Forum Moderators: open
In the days of the Monthly update Google most of pages of Site B were successfully added into the index. Now since the "continuous update" update started, I have witnessed a gradual removal of the Site B's Pages from the index.
I can't work out what is going on. I am not using any spamming techniques as site B has been built using the same techniques I have used on a lot of other sites which are all sitting happily in Google's index.
Any ideas how I go about sorting this out? At its peak Site B had about 80 pages in the index, now it's down to about 5!
You say "I created a new site (Site B) which I linked to the home page of my PR6 site. I did this in April this year. "
did you link from the PR6 page to the new page or from the new page to the PR6 page?
I assume you mean you linked from the PR6 to the new page ....
is that the only reference link into the new site or are there also other credible links into the new site?
It seems like Google is favoring ..well, whatever.. perhaps it really is a new emphasis on fresh content, as in recently updated pages. And the oldies&goodies get pushed out or put in the background for a while.
It could have something to do with the reconfiguration of the Gbot - now that it's deepfreshbot it has to do more things, and then there's also more of them out spidering all the time. With all this fresh content constantly added it seems that other (older, but not less valuable) content is sliding out the backdoor due to limited capacity.
I've seen some posts mention that there are scalability issues being worked on and i personally hope this is something they will be looking at, as this is not really good for the quality of their searches - some of the sites dropping are valuable sources that's been around for ages. Personally i keep finding (updated but irrelevant) email-lists, discussion boards and blogs when i'm looking for quality (static) reference material and it's simply getting harder to find the good stuff.
Don't think this comment is valuable to you, but it's a thing i've been thinking a bit about lately. I admit, though, that it sounds like the usual "wait and see, it'll get better eventually" that has been aired quite a few times, sorry about that. Fact is that i haven't got a clue if it's going to be better, i just hope so.
/claus
any chance of duplicate content on site B?
also did you try adding "&filter=0" to the end of your search query you might be using to check site B's pages?
see also: [webmasterworld.com...] msg4
In any case - getting extra site external deeplinks to Site B's inner pages should also help.
Did you check if googlebot is chewing on your pages?
/claus
Now I'm beginning to wonder.
The observations people are reporting sound very similar to the old freshbot behaviour, but applied to the entire index over a longer timescale.
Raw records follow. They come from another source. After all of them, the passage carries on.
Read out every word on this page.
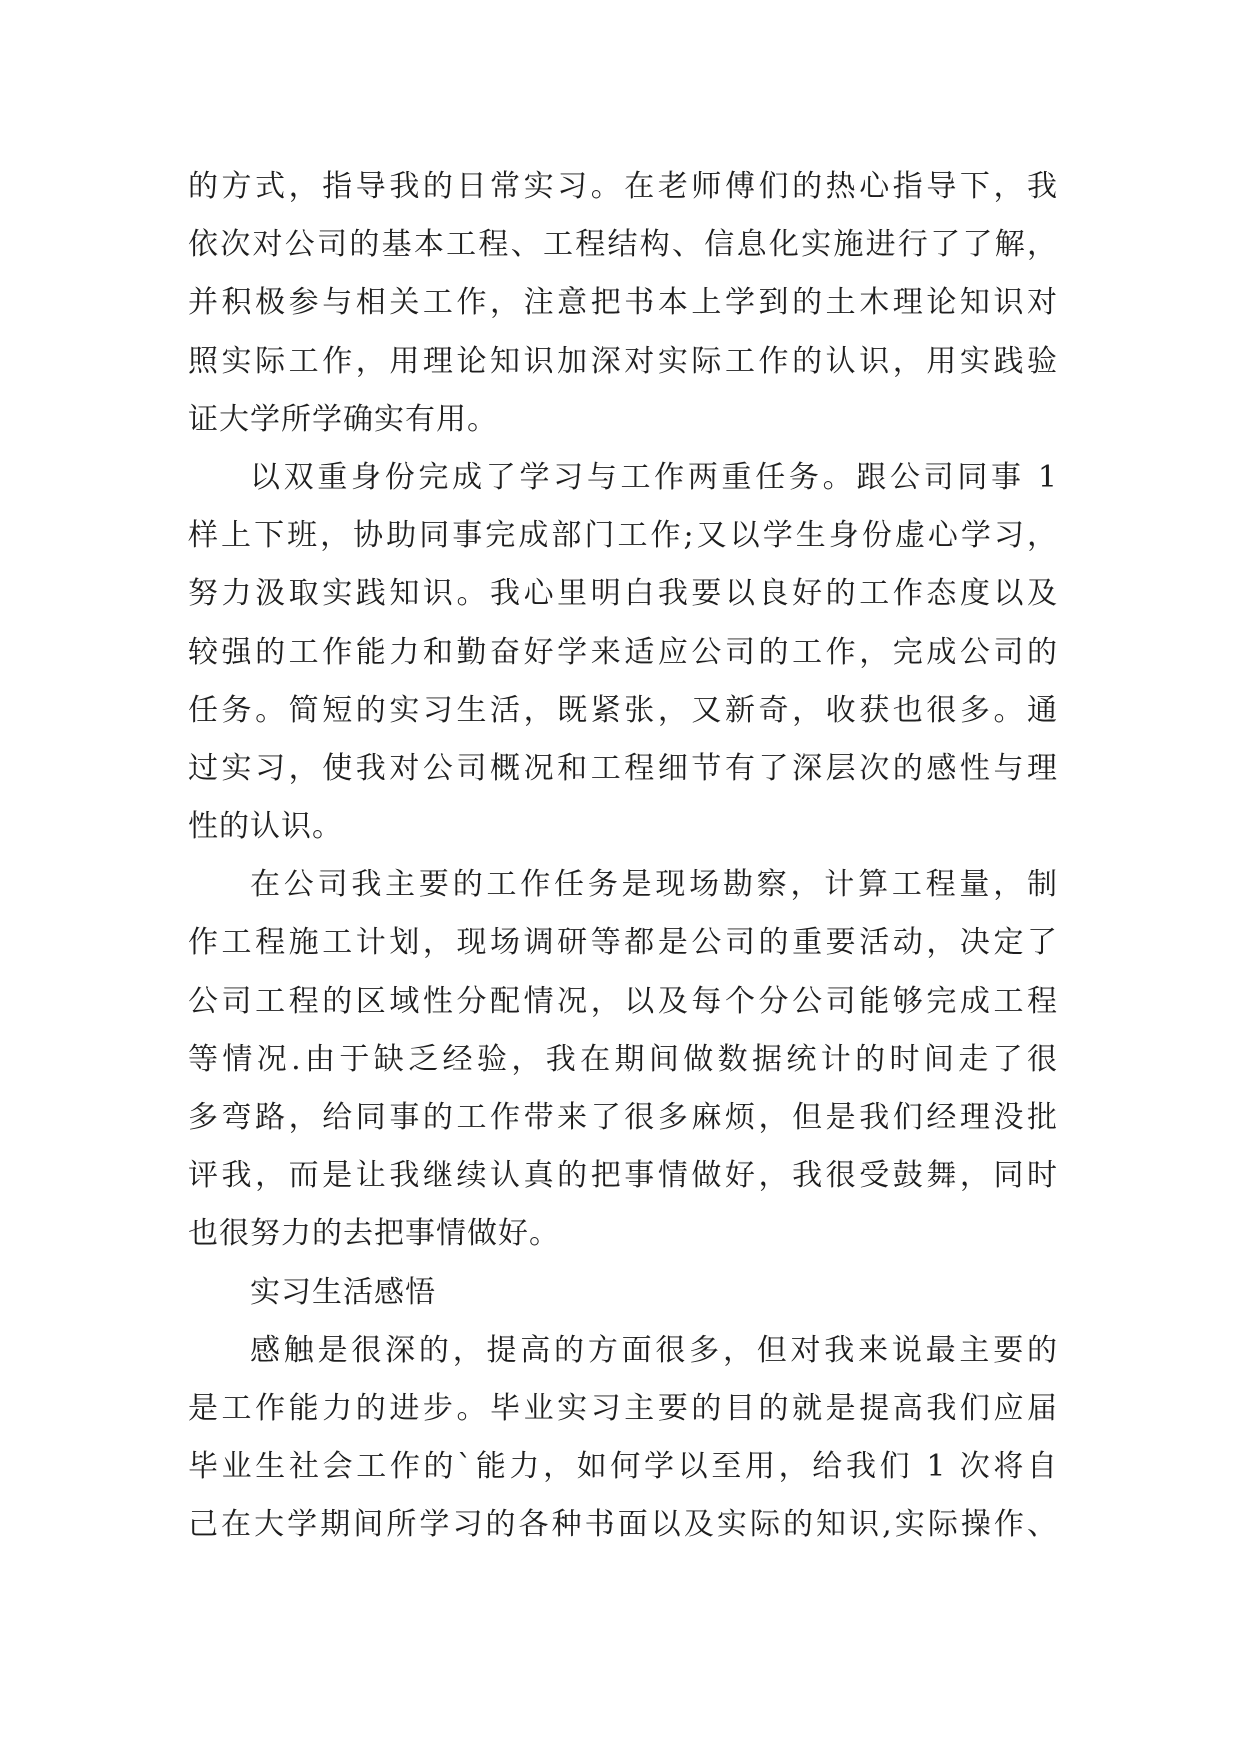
的方式，指导我的日常实习。在老师傅们的热心指导下，我
依次对公司的基本工程、工程结构、信息化实施进行了了解，
并积极参与相关工作，注意把书本上学到的土木理论知识对
照实际工作，用理论知识加深对实际工作的认识，用实践验
证大学所学确实有用。
以双重身份完成了学习与工作两重任务。跟公司同事 1
样上下班，协助同事完成部门工作;又以学生身份虚心学习，
努力汲取实践知识。我心里明白我要以良好的工作态度以及
较强的工作能力和勤奋好学来适应公司的工作，完成公司的
任务。简短的实习生活，既紧张，又新奇，收获也很多。通
过实习，使我对公司概况和工程细节有了深层次的感性与理
性的认识。
在公司我主要的工作任务是现场勘察，计算工程量，制
作工程施工计划，现场调研等都是公司的重要活动，决定了
公司工程的区域性分配情况，以及每个分公司能够完成工程
等情况.由于缺乏经验，我在期间做数据统计的时间走了很
多弯路，给同事的工作带来了很多麻烦，但是我们经理没批
评我，而是让我继续认真的把事情做好，我很受鼓舞，同时
也很努力的去把事情做好。
实习生活感悟
感触是很深的，提高的方面很多，但对我来说最主要的
是工作能力的进步。毕业实习主要的目的就是提高我们应届
毕业生社会工作的`能力，如何学以至用，给我们 1 次将自
己在大学期间所学习的各种书面以及实际的知识,实际操作、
If the index was reaching capacity then a slow churn of pages would be one short-term workround. My guess is that this isn't a bug but a deliberately applied piece of sticking plaster.
They have recently increased the published index size too, although this size does not have to be recent just because the publishing of it is recent. This is at least a signal that they have increased capacity.
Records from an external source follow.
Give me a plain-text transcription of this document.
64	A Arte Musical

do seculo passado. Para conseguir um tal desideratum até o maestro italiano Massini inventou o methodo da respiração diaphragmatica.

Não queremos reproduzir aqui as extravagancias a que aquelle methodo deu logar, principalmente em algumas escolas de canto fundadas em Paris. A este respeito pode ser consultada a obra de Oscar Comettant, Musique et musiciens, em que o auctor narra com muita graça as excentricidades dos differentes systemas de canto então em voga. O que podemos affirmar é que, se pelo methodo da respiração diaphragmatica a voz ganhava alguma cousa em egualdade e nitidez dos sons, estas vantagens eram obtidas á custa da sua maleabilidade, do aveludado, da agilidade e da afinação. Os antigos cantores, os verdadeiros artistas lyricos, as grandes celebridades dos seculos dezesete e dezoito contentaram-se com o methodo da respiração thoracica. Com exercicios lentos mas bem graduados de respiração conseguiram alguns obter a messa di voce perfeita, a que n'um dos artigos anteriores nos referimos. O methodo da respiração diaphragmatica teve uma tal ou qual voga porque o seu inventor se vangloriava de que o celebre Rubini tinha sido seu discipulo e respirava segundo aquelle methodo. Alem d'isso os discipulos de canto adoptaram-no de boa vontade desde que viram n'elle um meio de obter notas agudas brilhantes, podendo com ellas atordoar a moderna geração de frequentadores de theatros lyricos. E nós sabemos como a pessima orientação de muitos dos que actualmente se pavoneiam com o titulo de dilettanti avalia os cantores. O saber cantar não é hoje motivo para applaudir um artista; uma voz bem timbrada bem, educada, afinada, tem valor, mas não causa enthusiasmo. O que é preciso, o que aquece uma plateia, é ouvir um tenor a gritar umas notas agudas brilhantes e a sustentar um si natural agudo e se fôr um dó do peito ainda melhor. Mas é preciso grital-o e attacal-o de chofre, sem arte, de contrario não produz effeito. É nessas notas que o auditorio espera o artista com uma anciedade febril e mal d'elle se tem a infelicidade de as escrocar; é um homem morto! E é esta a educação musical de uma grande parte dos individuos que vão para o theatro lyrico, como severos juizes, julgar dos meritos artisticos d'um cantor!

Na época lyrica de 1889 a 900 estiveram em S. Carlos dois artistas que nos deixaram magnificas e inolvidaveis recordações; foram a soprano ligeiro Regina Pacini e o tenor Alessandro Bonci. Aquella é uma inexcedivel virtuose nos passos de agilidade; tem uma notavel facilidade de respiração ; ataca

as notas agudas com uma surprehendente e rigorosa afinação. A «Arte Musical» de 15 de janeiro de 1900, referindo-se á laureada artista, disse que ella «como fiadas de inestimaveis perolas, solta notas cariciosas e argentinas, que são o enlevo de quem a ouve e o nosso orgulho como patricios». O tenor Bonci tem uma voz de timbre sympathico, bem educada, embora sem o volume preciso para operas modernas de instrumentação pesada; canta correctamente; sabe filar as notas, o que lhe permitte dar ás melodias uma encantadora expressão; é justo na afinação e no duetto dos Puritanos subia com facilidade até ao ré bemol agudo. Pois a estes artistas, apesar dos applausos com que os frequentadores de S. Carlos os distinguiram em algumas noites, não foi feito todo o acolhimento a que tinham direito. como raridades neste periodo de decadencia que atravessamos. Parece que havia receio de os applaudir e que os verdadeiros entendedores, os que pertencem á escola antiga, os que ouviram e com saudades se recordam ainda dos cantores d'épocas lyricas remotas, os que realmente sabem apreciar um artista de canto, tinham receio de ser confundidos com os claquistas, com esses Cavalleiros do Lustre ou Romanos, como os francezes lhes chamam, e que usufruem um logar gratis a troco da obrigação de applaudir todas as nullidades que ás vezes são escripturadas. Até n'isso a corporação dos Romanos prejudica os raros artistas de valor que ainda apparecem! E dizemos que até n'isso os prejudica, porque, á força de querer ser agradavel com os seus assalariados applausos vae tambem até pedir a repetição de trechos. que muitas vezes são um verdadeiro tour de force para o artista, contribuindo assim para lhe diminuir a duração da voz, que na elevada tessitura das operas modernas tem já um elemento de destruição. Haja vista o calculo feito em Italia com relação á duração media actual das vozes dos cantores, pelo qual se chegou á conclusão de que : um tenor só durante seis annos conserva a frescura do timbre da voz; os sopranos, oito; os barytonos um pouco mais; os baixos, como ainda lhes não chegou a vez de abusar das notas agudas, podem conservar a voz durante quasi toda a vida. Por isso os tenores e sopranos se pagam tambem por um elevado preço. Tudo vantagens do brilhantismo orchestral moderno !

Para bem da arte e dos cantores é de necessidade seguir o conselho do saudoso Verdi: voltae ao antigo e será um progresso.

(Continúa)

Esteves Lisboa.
The "index" afaik is just one huge file that is already distributed across several machines, and the querying consist of identifying pointers to the relevant part(s) of this file. In principle just like when you make a zipfile that spans a couple of floppies, although somewhat more complicated and much larger. It's a very unconventional setup, but it has proved very efficient and scalable sofar.
So, it's probably not a capacity problem in "the index" as such. It's more likely a decision made somewhere - an altered or new "weight" to certain pages of the SERPS imho.
/claus
It's not helped by some of the daft things they've done in recent months... the Spamazon debacle probably being the most noticable and the most heavily criticized. I would have expected them to clean it up by now, but they don't seem to see it as a problem.
Perhaps some of the proper content pages lost above were replaced by this stuff. If there is a finite lid on the index, the logic is that something has to go to make room for it. Who knows.
document last modified. Such would give all the dynamically generated pages an edge over static pages. Problem is, you just can't trust that a page is fresh just because it's dynamically generated the minute you request it.
That's not a bug, it's just an issue solved programatically that cannot be solved programmatically. A regular error (40), that is.
/claus
The "index" afaik is just one huge file that is already distributed across several machines, and the querying consist of identifying pointers to the relevant part(s) of this file. In principle just like when you make a zipfile that spans a couple of floppies, although somewhat more complicated and much larger. It's a very unconventional setup, but it has proved very efficient and scalable sofar.
From The Anatomy of a Large-Scale Hypertextual Web Search Engine [www-db.stanford.edu]:
"Every web page has an associated ID number called a docID which is assigned whenever a new URL is parsed out of a web page."
Actually.... I may have to retreat a little... they seem to be scaling back on this thank goodness!
Looking across the centers, most of them seem to have pushed it back somewhat from where it was a week or so ago. Much better quality of course, if they keep it that way, or better still, push it further. Anyone else notice the change?